Elue en 2014 pour un mandat de six ans, la présidente de la Cour suprême Malgorzata Gersdorf a été d'office mise à la retraite ce mardi par la présidence polonaise, conformément à la réforme introduite par les conservateurs au pouvoir. Celle-ci abaisse l'âge de départ à la retraite des juges de 70 à 65 ans, dans le but affiché d'éloigner les magistrats ayant commencé leur carrière avant la chute du communisme.
L'intéressée, qui avait auparavant refusé de quitter ses fonctions, n'a pas commenté la situation. Mais son porte-parole a indiqué qu'elle venait de désigner un juge de la Cour suprême, Jozef Iwulski, pour la remplacer « pendant son absence » et qu'elle avait l'intention de retourner travailler ce mercredi.
C'est ce même juge que le président Andrzej Duda a désigné pour assurer à partir de demain l'intérim après le départ de Mme Gersdorf, avant l'élection de son successeur en titre. Celui-ci ne pourra être choisi par le président que parmi cinq candidats désignés par un vote de l'assemblée générale des juges de la Cour suprême, qui ne pourra se réunir que lorsque la plupart des juges partis à la retraite auront été remplacés.

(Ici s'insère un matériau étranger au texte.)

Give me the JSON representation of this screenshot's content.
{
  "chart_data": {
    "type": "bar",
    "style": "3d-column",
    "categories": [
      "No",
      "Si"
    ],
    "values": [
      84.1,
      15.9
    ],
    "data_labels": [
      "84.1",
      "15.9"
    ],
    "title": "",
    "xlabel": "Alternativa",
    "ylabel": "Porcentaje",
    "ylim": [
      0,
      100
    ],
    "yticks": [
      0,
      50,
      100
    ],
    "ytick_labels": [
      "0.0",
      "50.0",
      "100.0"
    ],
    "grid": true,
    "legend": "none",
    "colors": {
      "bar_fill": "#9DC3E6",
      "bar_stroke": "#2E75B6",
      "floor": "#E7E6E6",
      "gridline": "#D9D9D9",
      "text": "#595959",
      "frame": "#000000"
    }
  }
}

Seize juges sur 27 ont déposé une demande au chef de l'Etat pour continuer à exercer leurs fonctions. Onze ne l'ont pas fait, mais pourraient tenter malgré tout de rester à leur poste, en invoquant leur inamobilité prévue par la loi fondamentale. Les juges « retraités » prévoient d'entrer ce mercredi à la Cour suprême en procession, vêtus de leur toge, entourant Malgorzata Gersdorf.
Anxiété de Bruxelles
A Bruxelles, cette réforme de la Cour suprême est vue avec anxiété par la Commission européenne qui la considère comme une atteinte à l'Etat de droit en Pologne et susceptible de causer des dommages irréparables à l'indépendance de l'institution et donc de la justice, indique notre correspondant Pierre Benazet.
La Pologne a été placée sous surveillance par la Commission européenne il y a près de deux ans et demi à cause de tous les chantiers de réforme de l'appareil judiciaire, qu'il s'agisse de la Cour suprême, des tribunaux ordinaires ou encore du Conseil national de la magistrature. Selon la Commission, tous ces projets ne peuvent que constituer une menace pour la survie de la démocratie si le parti Droit et justice (PiS) parvient à asseoir une véritable mainmise sur la justice par le biais de ces réformes.
La lettre de mise en demeure, qui pourrait se solder par des sanctions financières, a été envoyée hier par la Commission avec un délai très court d'un mois. Mais le Premier ministre Tadeusz Morawiecki a d'ores et déjà clairement laissé entendre que l'attitude du gouvernement face à cette nouvelle procédure d'infraction ne varierait pas d'un pouce. On voit donc mal comment la Commission européenne va réussir à faire appliquer les normes européennes, car la Pologne bénéficie toujours d'un net soutien en Europe centrale pour les contourner.